Entscheidungsstichwort (Thema)
Altersrente wegen Arbeitslosigkeit. Stichtagsregelung des 14.2.1996
Orientierungssatz
Die Regelung des § 237 Abs 4 SGB 6 (Stichtagsregelung des 14.2.1996) verletzt nicht Art 14 Abs 1 S 2, Art 3 Abs 1 und Art 2 Abs 1 GG.
Tatbestand
Die Beteiligten streiten darüber, ob die Beklagte zutreffend die Altersrente des Klägers unter Berücksichtigung eines abgesenkten Zugangsfaktors berechnet hat.
Der im Juli 1941 geborene Kläger entrichtete seit April 1956 Pflichtbeiträge; seinem Versicherungsverlauf zufolge sind darüber hinaus Pflichtbeiträge für Kindererziehung anerkannt.
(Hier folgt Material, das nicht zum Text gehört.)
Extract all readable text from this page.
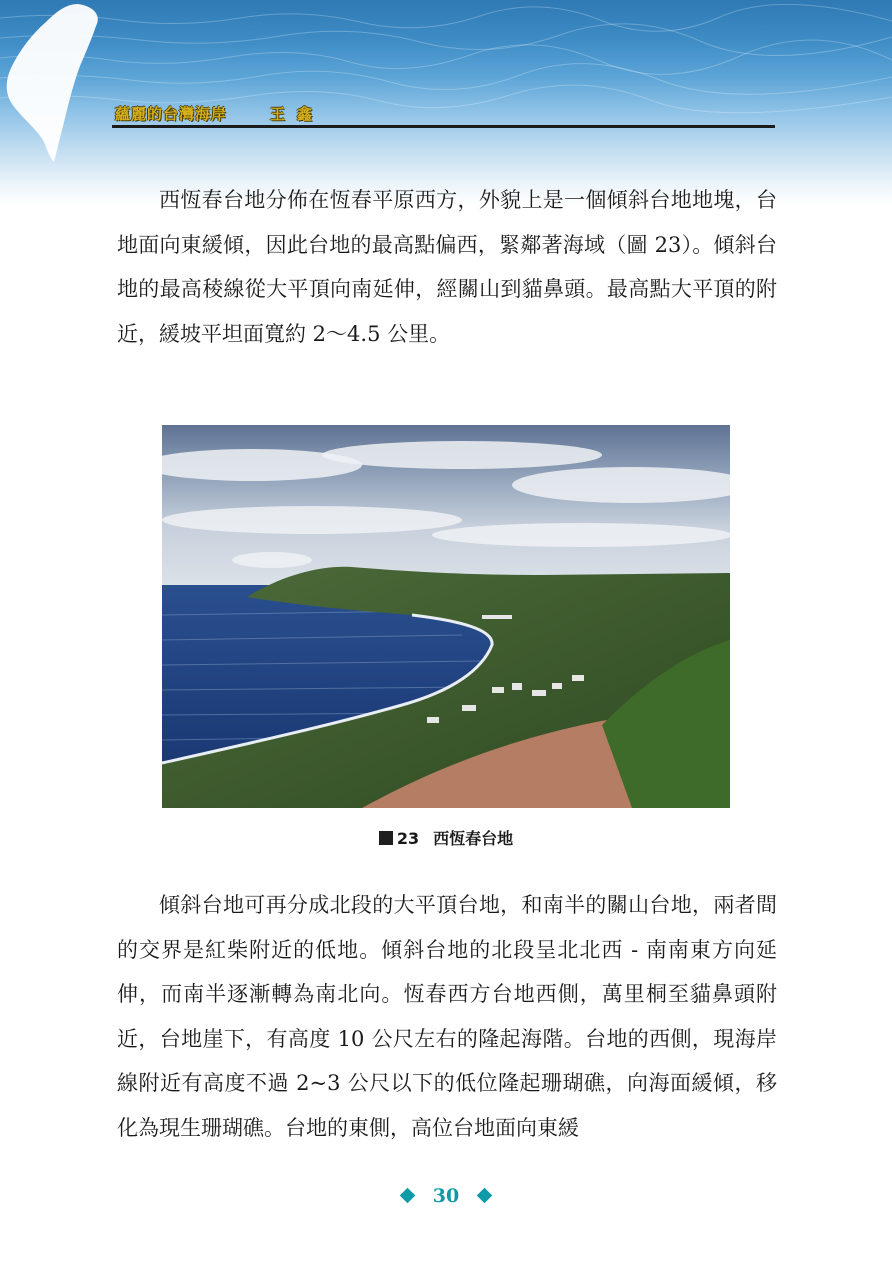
蘊麗的台灣海岸	王鑫

西恆春台地分佈在恆春平原西方，外貌上是一個傾斜台地地塊，台地面向東緩傾，因此台地的最高點偏西，緊鄰著海域（圖 23）。傾斜台地的最高稜線從大平頂向南延伸，經關山到貓鼻頭。最高點大平頂的附近，緩坡平坦面寬約 2～4.5 公里。

23 西恆春台地

傾斜台地可再分成北段的大平頂台地，和南半的關山台地，兩者間的交界是紅柴附近的低地。傾斜台地的北段呈北北西 - 南南東方向延伸，而南半逐漸轉為南北向。恆春西方台地西側，萬里桐至貓鼻頭附近，台地崖下，有高度 10 公尺左右的隆起海階。台地的西側，現海岸線附近有高度不過 2~3 公尺以下的低位隆起珊瑚礁，向海面緩傾，移化為現生珊瑚礁。台地的東側，高位台地面向東緩

30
Im Dezember 1994 schloss er mit seinem Arbeitgeber, der I D I GmbH im Rahmen des vereinbarten gleitenden Ruhestandes einen befristeten Beratervertrag. Es wurde für die Zeit vom 01.01.1995 bis 30.06.1997 bei einer wöchentlichen Arbeitszeit von 38 Stunden ein monatlicher Bruttolohn von 9.290 DM vereinbart sowie im Übrigen für die Zeit ab 01.07.1997 (Folgemonat der Vollendung von 55 Jahren und 11 Monaten) bis zum Ende des Monats der Vollendung des 60. Lebensjahres eine Abfindung in Höhe von 106.881 DM garantiert. Ab dem 01.07.1997 meldete sich der Kläger arbeitslos und bezog bis Februar 2000 Arbeitslosengeld. Zuletzt vor der Rentenantragstellung war er arbeitslos gemeldet ohne Leistungsbezug.
Auf seinen im April 2001 gestellten Antrag auf Gewährung von Altersrente wegen Arbeitslosigkeit und Vollendung des 60. Lebensjahres mit Rentenbeginn ab 01.08.2001, bewilligte die Beklagte durch Bescheid vom 28.06.2001 die beantragte Altersrente. Auf Grund der vorzeitigen Inanspruchnahme errechnete sie einen Zugangsfaktor von 0,835.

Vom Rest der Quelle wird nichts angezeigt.